The International Joint Conference on Neural Networks (IJCNN) is the premier professional conference in the field of neural networks. A special session on Neural Networks for Vision and Robotics (NNVR) was organized with a large volume of high quality papers. A small number of outstanding papers presented at this special session were invited to submit extended versions of their work to this special issue. Additionally, a number of external papers were solicited and only the best of them accepted.

This special issue aims to bring together research work in the area of neural networks applied to the fields of computer vision and robotics, investigating novel solutions and discussing the future trends in this field. Each paper was reviewed by at least three reviewers based on the preferences expressed by the Program Committee members, with at least two rounds before acceptance.

This compilation is composed of 10 papers selected from more than 25 submissions. The papers are organized into two main groups according to their applications. In the first group we find 6 papers that present computer vision related applications: Firouzi and Conradt propose a cooperative fully event-based stereo matching algorithm using Silicon Retina. Rekabdar et al. address the problem of encoding and classifying spatio-temporal patterns, which are typical for human actions or gestures. In Dominguez et al., a colour space and a colour component weighting selection is proposed to detect foreground objects in video sequences using self-organizing maps. Azorin et al. propose a predictive method based on a simple representation of the trajectory data of a specific person in the scene which allows a high level understanding of the global human behavior. In Zhand et al., an adaptive convolutional neural network (ACNN) based method is presented with application to face recognition. Finally, Orts et al. describe a 3D reconstruction method based on Self-Organizing Maps (SOMs) able to successfully create 3D faces online without post-processing steps.

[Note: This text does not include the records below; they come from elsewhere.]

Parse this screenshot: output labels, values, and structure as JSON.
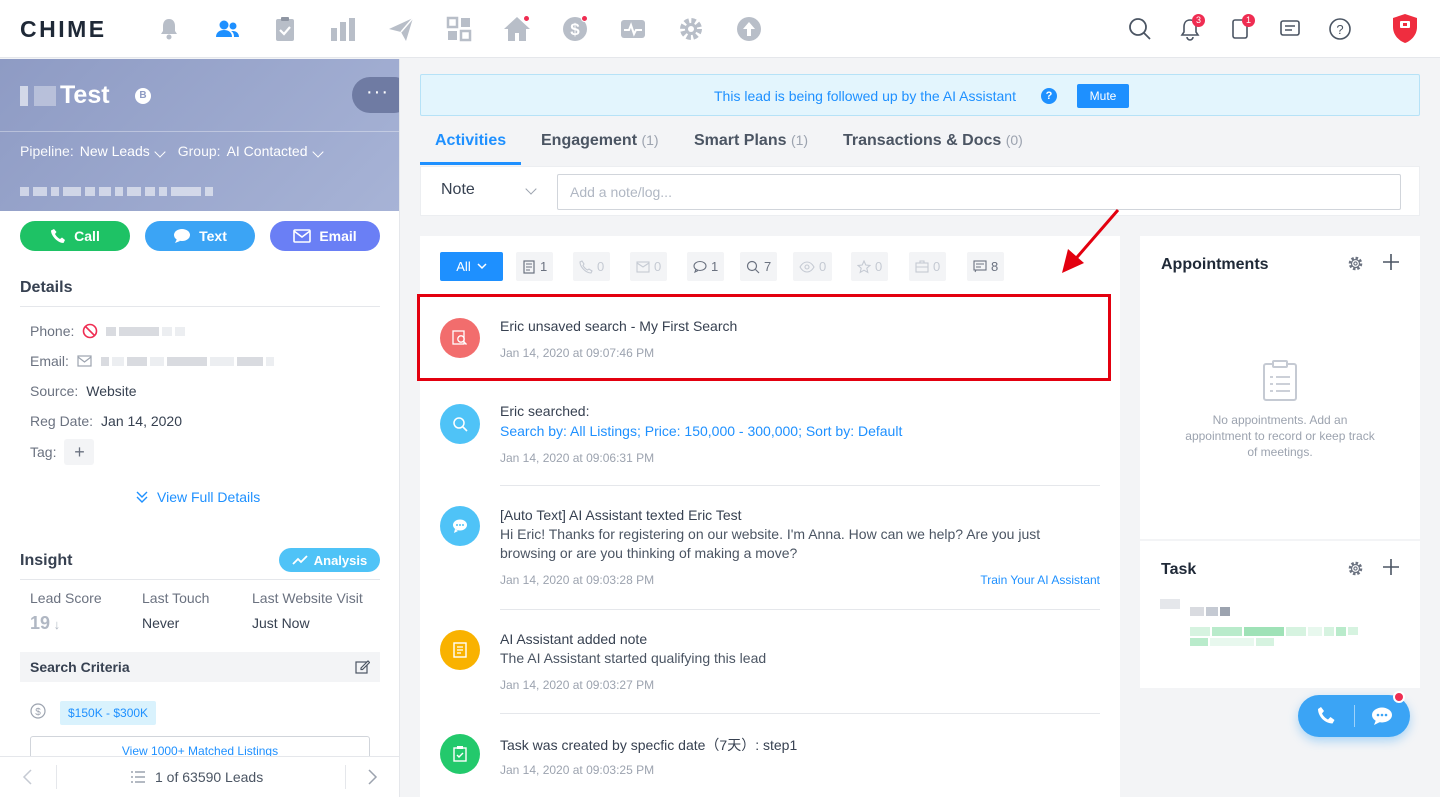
{
  "brand": {
    "logo": "CHIME"
  },
  "left": {
    "lead_name_suffix": "Test",
    "lead_badge": "B",
    "more": "···",
    "pipeline_label": "Pipeline:",
    "pipeline_value": "New Leads",
    "group_label": "Group:",
    "group_value": "AI Contacted",
    "actions": {
      "call": "Call",
      "text": "Text",
      "email": "Email"
    },
    "details_title": "Details",
    "phone_label": "Phone:",
    "email_label": "Email:",
    "source_label": "Source:",
    "source_value": "Website",
    "regdate_label": "Reg Date:",
    "regdate_value": "Jan 14, 2020",
    "tag_label": "Tag:",
    "view_full_details": "View Full Details",
    "insight_title": "Insight",
    "analysis": "Analysis",
    "lead_score_label": "Lead Score",
    "lead_score_value": "19",
    "last_touch_label": "Last Touch",
    "last_touch_value": "Never",
    "last_visit_label": "Last Website Visit",
    "last_visit_value": "Just Now",
    "search_criteria": "Search Criteria",
    "price_range": "$150K - $300K",
    "matched_listings": "View 1000+ Matched Listings",
    "pager": "1 of 63590 Leads"
  },
  "banner": {
    "message": "This lead is being followed up by the AI Assistant",
    "help": "?",
    "mute": "Mute"
  },
  "tabs": [
    {
      "label": "Activities",
      "count": ""
    },
    {
      "label": "Engagement",
      "count": "(1)"
    },
    {
      "label": "Smart Plans",
      "count": "(1)"
    },
    {
      "label": "Transactions & Docs",
      "count": "(0)"
    }
  ],
  "note": {
    "type": "Note",
    "placeholder": "Add a note/log..."
  },
  "filters": {
    "all": "All",
    "counts": [
      "1",
      "0",
      "0",
      "1",
      "7",
      "0",
      "0",
      "0",
      "8"
    ]
  },
  "activities": [
    {
      "title": "Eric unsaved search - My First Search",
      "body": "",
      "link": "",
      "time": "Jan 14, 2020 at 09:07:46 PM"
    },
    {
      "title": "Eric searched:",
      "body": "",
      "link": "Search by: All Listings; Price: 150,000 - 300,000; Sort by: Default",
      "time": "Jan 14, 2020 at 09:06:31 PM"
    },
    {
      "title": "[Auto Text] AI Assistant texted Eric Test",
      "body": "Hi Eric! Thanks for registering on our website. I'm Anna. How can we help? Are you just browsing or are you thinking of making a move?",
      "link": "",
      "time": "Jan 14, 2020 at 09:03:28 PM",
      "action": "Train Your AI Assistant"
    },
    {
      "title": "AI Assistant added note",
      "body": "The AI Assistant started qualifying this lead",
      "link": "",
      "time": "Jan 14, 2020 at 09:03:27 PM"
    },
    {
      "title": "Task was created by specfic date（7天）: step1",
      "body": "",
      "link": "",
      "time": "Jan 14, 2020 at 09:03:25 PM"
    }
  ],
  "appointments": {
    "title": "Appointments",
    "empty": "No appointments. Add an appointment to record or keep track of meetings."
  },
  "task": {
    "title": "Task"
  },
  "notifications": {
    "bell_count": "3",
    "tasks_count": "1"
  },
  "colors": {
    "accent": "#1e90ff",
    "call": "#1ec265",
    "text": "#3ba4f5",
    "email": "#6a7ff5",
    "red_highlight": "#e3000f"
  }
}
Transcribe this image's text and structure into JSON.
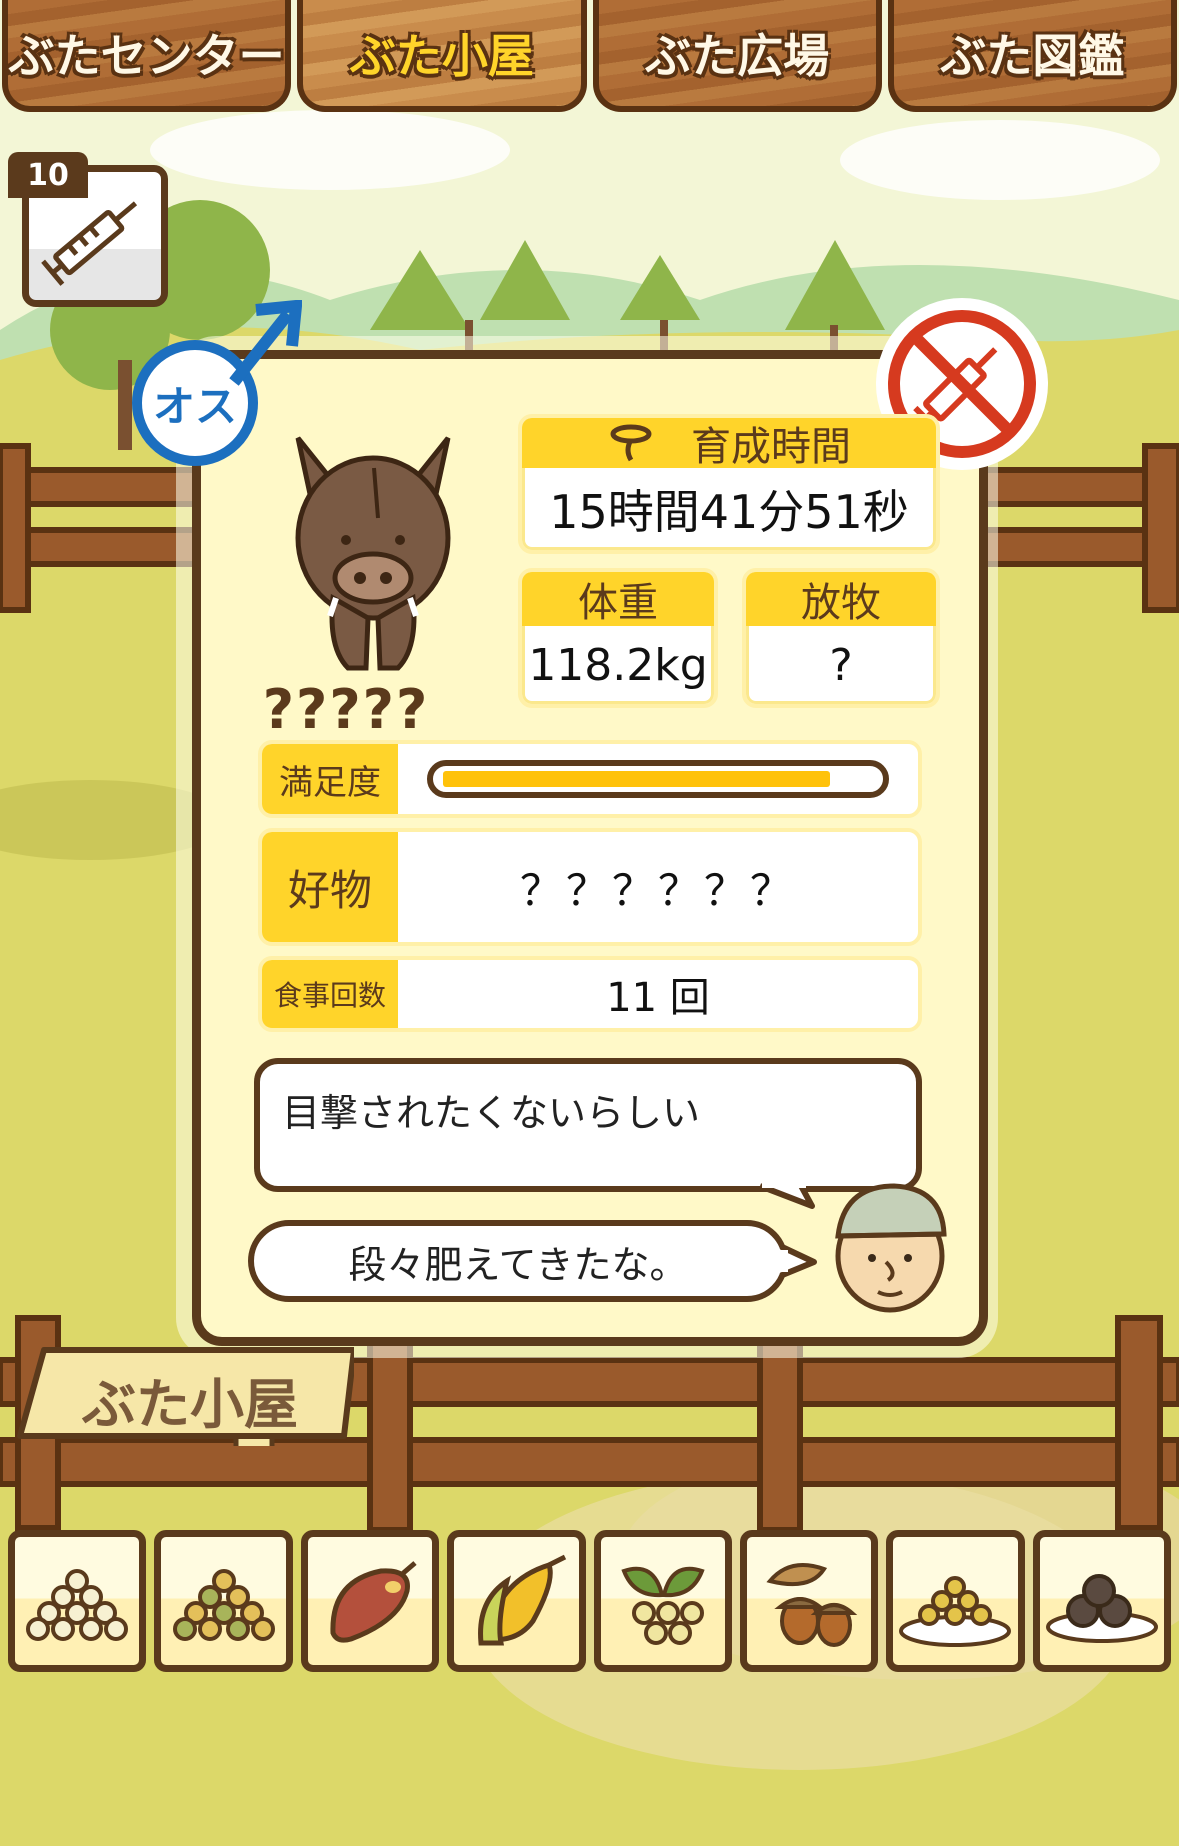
{
  "tabs": [
    {
      "label": "ぶたセンター",
      "active": false
    },
    {
      "label": "ぶた小屋",
      "active": true
    },
    {
      "label": "ぶた広場",
      "active": false
    },
    {
      "label": "ぶた図鑑",
      "active": false
    }
  ],
  "items": {
    "syringe_count": "10"
  },
  "pig": {
    "gender_label": "オス",
    "name": "?????",
    "raising_time_label": "育成時間",
    "raising_time": "15時間41分51秒",
    "weight_label": "体重",
    "weight": "118.2kg",
    "grazing_label": "放牧",
    "grazing": "?",
    "satisfaction_label": "満足度",
    "satisfaction_fraction": 0.9,
    "favorite_label": "好物",
    "favorite": "？？？？？？",
    "meals_label": "食事回数",
    "meals": "11 回",
    "description": "目撃されたくないらしい",
    "farmer_comment": "段々肥えてきたな。"
  },
  "sign_label": "ぶた小屋",
  "food_items": [
    {
      "name": "beans-icon"
    },
    {
      "name": "mixed-beans-icon"
    },
    {
      "name": "sweet-potato-icon"
    },
    {
      "name": "corn-icon"
    },
    {
      "name": "soybean-plant-icon"
    },
    {
      "name": "acorn-icon"
    },
    {
      "name": "beans-plate-icon"
    },
    {
      "name": "dark-dumplings-icon"
    }
  ],
  "colors": {
    "accent_yellow": "#ffd42a",
    "wood_dark": "#5a3a1c",
    "male_blue": "#1c6fbf",
    "no_syringe_red": "#d63a1f",
    "grass": "#dcd869"
  }
}
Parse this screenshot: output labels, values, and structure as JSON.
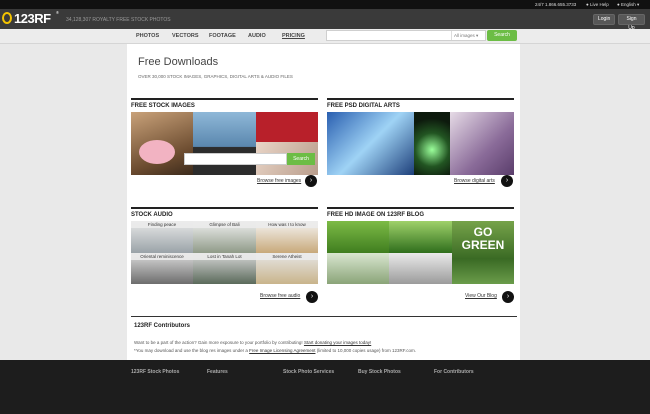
{
  "topbar": {
    "phone": "24/7  1.866.655.3733",
    "live_help": "Live Help",
    "language": "English"
  },
  "header": {
    "logo": "123RF",
    "logo_tm": "®",
    "tagline": "34,128,307  ROYALTY FREE STOCK PHOTOS",
    "login_label": "Login",
    "signup_label": "Sign Up"
  },
  "nav": {
    "items": [
      "PHOTOS",
      "VECTORS",
      "FOOTAGE",
      "AUDIO",
      "PRICING"
    ],
    "active_index": 4,
    "search": {
      "value": "",
      "scope": "All images",
      "button": "Search"
    }
  },
  "page": {
    "title": "Free Downloads",
    "subtitle": "OVER 30,000 STOCK IMAGES, GRAPHICS, DIGITAL ARTS & AUDIO FILES"
  },
  "sections": [
    {
      "heading": "FREE STOCK IMAGES",
      "link": "Browse free images",
      "search_button": "Search"
    },
    {
      "heading": "FREE PSD DIGITAL ARTS",
      "link": "Browse digital arts"
    },
    {
      "heading": "STOCK AUDIO",
      "link": "Browse free audio",
      "tiles": [
        "Finding peace",
        "Glimpse of Bali",
        "How was I to know",
        "Oriental reminiscence",
        "Lost in Tanah Lot",
        "Serene Atheist"
      ]
    },
    {
      "heading": "FREE HD IMAGE ON 123RF BLOG",
      "link": "View Our Blog",
      "overlay_line1": "GO",
      "overlay_line2": "GREEN"
    }
  ],
  "contributors": {
    "title": "123RF Contributors",
    "line1_text": "Want to be a part of the action? Gain more exposure to your portfolio by contributing! ",
    "line1_link": "Start donating your images today!",
    "line2_text": "*You may download and use the blog res images under a ",
    "line2_link": "Free Image Licensing Agreement",
    "line2_tail": " (limited to 10,000 copies usage) from 123RF.com."
  },
  "footer": {
    "columns": [
      "123RF Stock Photos",
      "Features",
      "Stock Photo Services",
      "Buy Stock Photos",
      "For Contributors"
    ]
  },
  "colors": {
    "accent_green": "#6cbd45",
    "logo_yellow": "#f4c400",
    "header_bg": "#3a3a3a"
  },
  "icons": [
    "phone-icon",
    "live-help-icon",
    "globe-icon",
    "arrow-right-icon",
    "dropdown-icon"
  ]
}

In the second group, we find four papers with robotics vision applications: Nelson et al., present a neural identification approach to estimate the parameters of a mobile robot, where an inverse optimal control is built to compute the desired trajectory during the navigation process using a stereo camera sensor. Falcao et al. investigates low-power consumption hardware models and processor architectures for real-time object recognition in power-constrained autonomous systems and robotics. In Aguilar and Angulo, a novel technique is introduced for real-time video stabilization with low computational cost, without generating false movements or decreasing the performance of the stabilized video sequence. Finally, Duro et al. describe and test an approach to improve the temporal processing capabilities of the NeuroEvolution of Augmenting Topologies (NEAT) algorithm with applications in the area of intelligent robotic systems.

In summary, the ten selected papers present recent developments of neural network-related research, with a focus on mobile robotics and computer vision.